Using AI to Build Product Requirements from Customer Interviews

Most companies treat customer development as a human-only exercise: conduct interviews, take notes, write requirements, hope nothing got lost along the way. At Mentiora, we built an AI-driven pipeline that does this systematically — and keeps getting better with each iteration.

This is not about replacing human judgment. The interviews are still real conversations with real decision-makers. But everything that happens after those conversations — structuring, prioritizing, cross-referencing, gap analysis — is where AI adds the most value. These are tasks that require consistency across large amounts of information, and that is exactly what language models are good at.

The Pipeline

The process has six stages. Each stage takes the output of the previous one and refines it further.

1. Ground Truth

We start by talking to industry leaders — decision-makers who deal with the problem space every day. Their answers become lightly edited interview notes: the ground truth that everything else traces back to. This step is entirely human. AI cannot replace the nuance of a real conversation about real problems.

2. Features and Priorities

An AI agent reads the interview notes and extracts every distinct feature request and integration need. Each one gets a priority — from must-have to nice-to-have — with a reference to who asked for it. This is where AI starts earning its keep: a human reading three lengthy interviews will miss things or categorize inconsistently. The model processes all notes at once and produces a structured table.

3. Detailed Specifications

Each feature is expanded into a full specification — how it should work, what the user sees, what happens behind the scenes. The AI agent combines customer requests with our product thinking to form a complete picture. The value here is speed and completeness: the agent can cross-reference dozens of features against each other to avoid contradictions.

4. Competitive Analysis

Each feature is compared against existing solutions. What do competitors already offer? Can we do it better or differently? The AI agent positions every feature against the competitive landscape. This would take a human analyst days of research per feature.
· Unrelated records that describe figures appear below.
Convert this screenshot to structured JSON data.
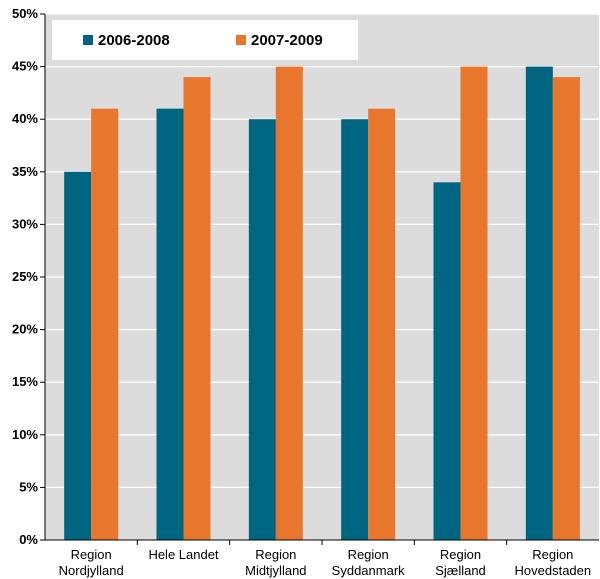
{
  "chart_data": {
    "type": "bar",
    "title": "",
    "xlabel": "",
    "ylabel": "",
    "categories": [
      [
        "Region",
        "Nordjylland"
      ],
      [
        "Hele Landet"
      ],
      [
        "Region",
        "Midtjylland"
      ],
      [
        "Region",
        "Syddanmark"
      ],
      [
        "Region",
        "Sjælland"
      ],
      [
        "Region",
        "Hovedstaden"
      ]
    ],
    "series": [
      {
        "name": "2006-2008",
        "color": "#006580",
        "values": [
          35,
          41,
          40,
          40,
          34,
          45
        ]
      },
      {
        "name": "2007-2009",
        "color": "#E8762C",
        "values": [
          41,
          44,
          45,
          41,
          45,
          44
        ]
      }
    ],
    "ylim": [
      0,
      50
    ],
    "yticks": [
      "0%",
      "5%",
      "10%",
      "15%",
      "20%",
      "25%",
      "30%",
      "35%",
      "40%",
      "45%",
      "50%"
    ],
    "grid": true,
    "legend_position": "top-left",
    "plot_background": "#DCDCDC",
    "gridline_color": "#FFFFFF"
  }
}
The model does it in minutes, and because it works from structured specifications rather than vague notes, the comparison is consistent.

5. Demonstration Scripts

The detailed requirements inform demonstration scripts — structured walkthroughs for live meetings and self-service guides for autonomous exploration. The AI agent writes these from the specifications, ensuring every demo moment is grounded in a real capability that a real customer asked for. Nothing in the demo is invented.

6. Close the Loop

Once all stages are complete, the pipeline compares its output back against the original interviews. Any gap triggers another pass through the full pipeline: Ground Truth → Features → Details → Competition → Demo Scripts → compare to Ground Truth again. This cycle repeats until the output covers everything customers asked for.

Why AI works here: the loop comparison is a task humans are bad at. Checking a 50-page document against three separate interviews for completeness is tedious and error-prone. A language model does it exhaustively every time.

Quality Hill-Climbing with Competing Agents

The most interesting part of this pipeline is the quality mechanism. We use two separate AI agents with opposing objectives.

The first agent generates the content — features, specifications, demo scripts. The second agent's only job is to audit — it reads the output, reads the original interviews, and scores how well the document covers each customer requirement. It flags every gap and every place where the output does not accurately reflect the underlying need.

This works for a specific reason: language models are measurably better at evaluating text than generating it. The same model that might miss a requirement during generation will reliably catch the gap when its task is to look for gaps. By separating generation from evaluation, each agent operates in its zone of higher accuracy.

The critic's findings become the input for the next generation cycle. Because the two agents have opposing goals, the quality of the output improves with each cycle — a process similar to hill-climbing in optimization.

Here is what the critic found during the initial audit:

Initial audit results from the critic agent showing coverage gaps

Coverage after several hill-climbing cycles:

Improved coverage after multiple hill-climbing cycles

We keep going until the critic stops finding meaningful gaps.

What Makes This Different

Three properties make this pipeline practical rather than theoretical:

Traceability. Every requirement, specification, and demo step traces back to a specific customer statement. When someone asks "why are we building this," the answer is a direct quote from an interview, not an internal assumption.

Repeatability. Running the pipeline again after new interviews produces a consistently structured output. The process does not depend on which person happened to write the requirements document.

Auditability. The competing-agents mechanism produces an explicit audit trail — what was covered, what was missed, and what changed between cycles. This is useful for internal alignment and for conversations with customers about how their feedback was incorporated.

This is not a one-time exercise. New feedback enters from the top and flows through every stage again. The pipeline improves with every iteration — not because the AI gets smarter, but because the process is designed to be self-correcting.